Carpentry at Coughton
The Mason family were tenants of the Throckmortons and also worked on the Coughton estate.
The Mason family were tenants of the Throckmortons and also worked on the Coughton estate. Kate and Richard Mason had eight children, one of whom, Mabel, died in infancy. Richard owned and ran the Coughton Coach Works, employing four of his sons. They lived at 3 High Street and had premises on what is now Sambourne Lane, just over the road from Coughton Court. The Masons worked on the house and estate for 64 years.
Richard Mason Snr was a wheelwright, working on coaches and carriages. His skill meant that he was also contracted to fit the staircase in the Saloon when it was moved there from Harvington Hall in 1910.
Richard Mason Jnr was the village blacksmith, and William Mason was a wheelwright like his father.
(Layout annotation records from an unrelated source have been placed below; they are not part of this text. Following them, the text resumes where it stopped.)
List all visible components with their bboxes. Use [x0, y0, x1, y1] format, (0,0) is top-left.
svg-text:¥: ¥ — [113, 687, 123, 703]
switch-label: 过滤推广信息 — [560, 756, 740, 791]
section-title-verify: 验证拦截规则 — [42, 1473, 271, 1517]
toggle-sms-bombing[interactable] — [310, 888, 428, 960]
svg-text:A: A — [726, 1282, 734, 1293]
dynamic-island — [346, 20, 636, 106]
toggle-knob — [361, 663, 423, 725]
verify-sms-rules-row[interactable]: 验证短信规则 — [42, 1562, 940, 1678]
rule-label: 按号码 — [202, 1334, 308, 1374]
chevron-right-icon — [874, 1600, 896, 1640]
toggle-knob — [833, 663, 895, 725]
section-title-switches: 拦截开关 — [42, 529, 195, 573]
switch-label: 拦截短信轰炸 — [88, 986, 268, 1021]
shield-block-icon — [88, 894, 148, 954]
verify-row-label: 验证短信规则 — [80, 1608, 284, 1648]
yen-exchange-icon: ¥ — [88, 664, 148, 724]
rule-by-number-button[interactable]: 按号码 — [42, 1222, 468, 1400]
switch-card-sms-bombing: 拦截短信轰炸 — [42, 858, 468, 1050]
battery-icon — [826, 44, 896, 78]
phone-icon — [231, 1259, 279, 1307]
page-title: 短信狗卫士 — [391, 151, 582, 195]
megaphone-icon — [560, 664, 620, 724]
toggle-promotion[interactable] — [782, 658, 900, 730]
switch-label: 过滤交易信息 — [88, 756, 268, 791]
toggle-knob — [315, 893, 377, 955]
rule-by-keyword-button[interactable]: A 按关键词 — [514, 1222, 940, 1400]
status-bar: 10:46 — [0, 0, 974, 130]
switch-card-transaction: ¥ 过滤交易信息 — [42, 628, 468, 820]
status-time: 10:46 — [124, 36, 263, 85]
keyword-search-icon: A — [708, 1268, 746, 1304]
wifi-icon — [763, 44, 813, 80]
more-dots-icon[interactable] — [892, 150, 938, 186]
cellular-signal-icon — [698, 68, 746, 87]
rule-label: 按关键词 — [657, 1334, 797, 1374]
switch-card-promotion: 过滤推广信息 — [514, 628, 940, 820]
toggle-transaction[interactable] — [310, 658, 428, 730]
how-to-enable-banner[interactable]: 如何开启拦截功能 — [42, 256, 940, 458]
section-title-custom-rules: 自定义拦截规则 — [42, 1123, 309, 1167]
Fred Mason was a coach painter. He and his brother Harry played in the Coughton cricket team for many years. Fred served on the Western Front during WW1 and was awarded the Military Medal for digging out his fellow soldiers after they were buried by a shell explosion. He was told that he was to receive the medal on his 21st birthday. He died of gas poisoning in 1917, aged twenty.
Harry Mason joined the Royal Marines in 1914, although he was underage. He was demobbed in 1920 and began working for his father as a wheelwright, painter and sign writer. After his father and brothers died, the family firm closed in 1929 and Harry continued working on the Coughton estate, signwriting and carrying out general maintenance.